研究課題/領域番号 |
20K07429
|
研究種目 |
基盤研究(C)
|
配分区分 | 基金 |
応募区分 | 一般 |
審査区分 |
小区分49030:実験病理学関連
|
研究機関 | 順天堂大学 |
研究代表者 |
デベガ スサーナ 順天堂大学, 医学部, 非常勤助教 (30623590)
|
研究分担者 |
岡田 保典 順天堂大学, 医学(系)研究科(研究院), 客員教授 (00115221)
|
研究期間 (年度) |
2020-04-01 – 2021-03-31
|
研究課題ステータス |
中途終了 (2020年度)
|
配分額 *注記 |
4,290千円 (直接経費: 3,300千円、間接経費: 990千円)
2022年度: 1,300千円 (直接経費: 1,000千円、間接経費: 300千円)
2021年度: 1,170千円 (直接経費: 900千円、間接経費: 270千円)

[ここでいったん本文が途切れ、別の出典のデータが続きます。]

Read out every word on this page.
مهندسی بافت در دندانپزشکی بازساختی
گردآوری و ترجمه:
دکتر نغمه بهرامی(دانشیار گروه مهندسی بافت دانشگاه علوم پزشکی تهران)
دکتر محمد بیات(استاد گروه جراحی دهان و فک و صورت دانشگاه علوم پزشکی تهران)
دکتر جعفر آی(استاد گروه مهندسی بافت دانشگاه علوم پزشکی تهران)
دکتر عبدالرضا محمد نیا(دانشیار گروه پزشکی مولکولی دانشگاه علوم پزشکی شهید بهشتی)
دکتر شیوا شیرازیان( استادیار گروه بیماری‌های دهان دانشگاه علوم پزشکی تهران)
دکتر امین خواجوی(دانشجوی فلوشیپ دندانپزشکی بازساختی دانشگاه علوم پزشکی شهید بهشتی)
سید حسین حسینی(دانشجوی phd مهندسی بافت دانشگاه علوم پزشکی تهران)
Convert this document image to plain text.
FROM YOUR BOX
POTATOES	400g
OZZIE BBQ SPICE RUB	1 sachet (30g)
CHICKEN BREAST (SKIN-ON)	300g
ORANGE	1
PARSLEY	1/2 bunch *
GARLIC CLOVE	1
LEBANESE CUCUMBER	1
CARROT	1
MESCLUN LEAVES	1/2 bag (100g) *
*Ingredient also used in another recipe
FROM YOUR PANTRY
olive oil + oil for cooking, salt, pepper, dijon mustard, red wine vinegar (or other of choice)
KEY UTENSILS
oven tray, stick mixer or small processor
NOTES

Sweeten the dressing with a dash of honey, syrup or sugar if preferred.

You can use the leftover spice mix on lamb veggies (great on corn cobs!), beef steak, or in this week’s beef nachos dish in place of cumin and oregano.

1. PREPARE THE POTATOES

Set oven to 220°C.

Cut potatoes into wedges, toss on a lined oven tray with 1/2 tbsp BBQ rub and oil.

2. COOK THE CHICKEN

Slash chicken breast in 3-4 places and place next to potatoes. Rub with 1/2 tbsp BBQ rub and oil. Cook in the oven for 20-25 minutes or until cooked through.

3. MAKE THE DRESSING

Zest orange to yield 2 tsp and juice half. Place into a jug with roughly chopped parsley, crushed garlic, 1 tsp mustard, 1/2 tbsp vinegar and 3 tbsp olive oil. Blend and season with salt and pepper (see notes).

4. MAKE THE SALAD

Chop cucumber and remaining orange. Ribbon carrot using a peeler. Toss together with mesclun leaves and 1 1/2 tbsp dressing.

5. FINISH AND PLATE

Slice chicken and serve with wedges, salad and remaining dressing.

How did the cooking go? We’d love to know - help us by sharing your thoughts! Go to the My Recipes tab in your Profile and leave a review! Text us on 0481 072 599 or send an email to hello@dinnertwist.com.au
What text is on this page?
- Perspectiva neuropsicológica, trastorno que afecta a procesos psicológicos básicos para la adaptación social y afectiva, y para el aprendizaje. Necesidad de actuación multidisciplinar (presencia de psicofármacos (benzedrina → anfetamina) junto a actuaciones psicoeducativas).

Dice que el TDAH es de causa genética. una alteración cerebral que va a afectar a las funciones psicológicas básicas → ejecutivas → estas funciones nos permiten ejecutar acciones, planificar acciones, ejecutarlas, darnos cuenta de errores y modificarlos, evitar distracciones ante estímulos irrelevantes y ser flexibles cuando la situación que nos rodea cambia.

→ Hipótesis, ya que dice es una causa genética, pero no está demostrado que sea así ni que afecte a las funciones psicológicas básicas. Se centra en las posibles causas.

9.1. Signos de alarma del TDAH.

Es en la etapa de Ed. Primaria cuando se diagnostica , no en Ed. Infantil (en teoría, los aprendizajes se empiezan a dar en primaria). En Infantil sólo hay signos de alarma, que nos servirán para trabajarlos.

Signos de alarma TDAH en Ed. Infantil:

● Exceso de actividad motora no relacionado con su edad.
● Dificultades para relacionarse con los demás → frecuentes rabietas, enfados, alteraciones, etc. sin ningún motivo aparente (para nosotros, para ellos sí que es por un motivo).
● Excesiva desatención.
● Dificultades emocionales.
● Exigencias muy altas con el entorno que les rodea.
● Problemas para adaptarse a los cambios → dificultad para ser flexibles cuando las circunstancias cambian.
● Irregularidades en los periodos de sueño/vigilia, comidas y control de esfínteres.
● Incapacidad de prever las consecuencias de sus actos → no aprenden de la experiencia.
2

2020年度: 1,820千円 (直接経費: 1,400千円、間接経費: 420千円)
|
キーワード | 神経膠腫 / 細胞外マトリックス / フィビュリン-7 / 組織内微小環境 / 神経膠腫(グリオーマ) / Fibulin-7 / ECM微小環境(ニッチ) / 細胞浸潤 / HYBID |
研究開始時の研究の概要 |
神経膠腫の浸潤には細胞外マトリックス(ECM)の改変が必須である。本研究では、神経膠腫組織でのFibulin-7とヒアルロン酸分解酵素HYBIDの発現局在を詳細に検討するとともに、脳ECM基本構成分であるヒアルロン酸―レクチカン―テネイシンR格子構造に対するFibulin7の干渉作用、HYBIDによる格子構造破壊、これに伴う神経膠腫細胞の運動・浸潤能亢進作用を証明し、神経膠腫細胞浸潤における浸潤先端ECM微小環境改変の役割を解析する。
|
研究実績の概要 |
神経膠腫(グリオーマ)は、強い浸潤能と過剰な血管新生を伴う頻度の高い原発性脳悪性腫瘍であり、神経膠腫細胞浸潤には細胞外マトリックス(Extracellular matrix = ECM)の改変が必須である。本研究では、特異なECM分子であるFibulin-7(Fbln7)とヒアルロン酸分解酵素であるHYBID(Hyaluronan binding protein involved in hyaluronan depolymerization)の神経膠腫組織での発現と神経膠腫細胞浸潤における役割の解明を目的としている。ヒト神経膠腫組織の免疫染色の結果、Fbln7は膠芽腫や退形成性星細胞種の腫瘍細胞の一部で発現しており、特に浸潤先端部の腫瘍細胞がしばしば強く発現し、Fbln7の発現は膠芽腫細胞株においても確認された。膠芽腫細胞株を用いたスクラッチアッセイでは、Fbln7上での細胞移動能促進が証明された。Fbln7上での培養では膠芽腫細胞株はより紡錘形の形態を示し、F-actin、vinculin、 FAKに対する抗体を用いた蛍光抗体法ではfocal adhesion形成など運動能亢進に対応する所見が得られた。これらのデータから、Fbln7は膠芽腫細胞の浸潤促進作用を有する可能性が示唆された。一方、HYBIDは主として神経膠腫浸潤先端部の細胞に局在することが明らかとなり、HYBIDとグリア線維性酸性タンパク質(GFAP)に対する抗体を用いた二重蛍光抗体法により、HYBIDは主としてアストロサイトで発現することが証明された。また、HYBID発現は正常アストロサイト(NHA;Lonza社)でも陽性を示した。今後、アストロサイトによるHYBID発現調節機構や神経膠腫でのヒアルロン酸分解作用の証明が必要と考えられる。